Don’t expect phone solicitations to disappear completely, though.
Calls that are not trying to sell goods and services to consumers will be exempt, such as those that provide information like flight cancellations and delivery notices and those from debt collectors.
Other calls not covered include those from politicians, charities that contact consumers directly, banks, insurers, phone companies, surveys and certain health care messages such as prescription notifications. The FTC said those don’t fall under its jurisdiction.
And calls made by humans rather than automated systems will still be allowed, unless the phone number is on the National Do Not Call Registry.

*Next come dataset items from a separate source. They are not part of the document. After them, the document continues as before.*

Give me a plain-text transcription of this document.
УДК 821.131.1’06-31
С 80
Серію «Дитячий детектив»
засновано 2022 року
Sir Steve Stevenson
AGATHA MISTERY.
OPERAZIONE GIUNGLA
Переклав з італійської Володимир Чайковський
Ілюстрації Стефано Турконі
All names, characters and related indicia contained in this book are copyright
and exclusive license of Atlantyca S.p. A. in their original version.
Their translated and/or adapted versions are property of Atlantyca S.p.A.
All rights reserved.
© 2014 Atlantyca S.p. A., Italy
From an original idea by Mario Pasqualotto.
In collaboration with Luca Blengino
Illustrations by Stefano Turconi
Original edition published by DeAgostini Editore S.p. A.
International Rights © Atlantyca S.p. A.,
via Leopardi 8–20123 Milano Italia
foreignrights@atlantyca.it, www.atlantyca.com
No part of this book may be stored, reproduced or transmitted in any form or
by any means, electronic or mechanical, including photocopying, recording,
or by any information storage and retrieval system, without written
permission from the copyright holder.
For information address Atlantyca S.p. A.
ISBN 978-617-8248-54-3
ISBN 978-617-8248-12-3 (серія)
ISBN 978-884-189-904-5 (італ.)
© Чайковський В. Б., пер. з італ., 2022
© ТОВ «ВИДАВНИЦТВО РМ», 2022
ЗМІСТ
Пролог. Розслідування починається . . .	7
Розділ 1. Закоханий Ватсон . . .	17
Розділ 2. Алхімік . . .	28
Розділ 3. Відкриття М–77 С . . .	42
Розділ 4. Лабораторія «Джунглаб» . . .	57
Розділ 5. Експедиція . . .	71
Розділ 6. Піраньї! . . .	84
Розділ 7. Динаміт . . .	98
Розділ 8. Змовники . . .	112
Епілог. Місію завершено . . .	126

But the FTC said the ban should cover most robocalls, forcing marketers to turn to more expensive live calls, or ramp up efforts in direct mail, e-mail and TV ads.
The ban is part of amendments to the FTC’s Telemarketing Sales Rule announced a year ago.
Because the ban has been known, telemarketers already have been phasing out robocalls, said Tim Searcy, chief executive of the American Teleservices Association, a trade group whose members include telemarketers.
Searcy said the ban will do little to stop calls touting illegal scams.
People who get an unauthorized call can file complaints with the commission online or by calling 1-877-FTC-HELP.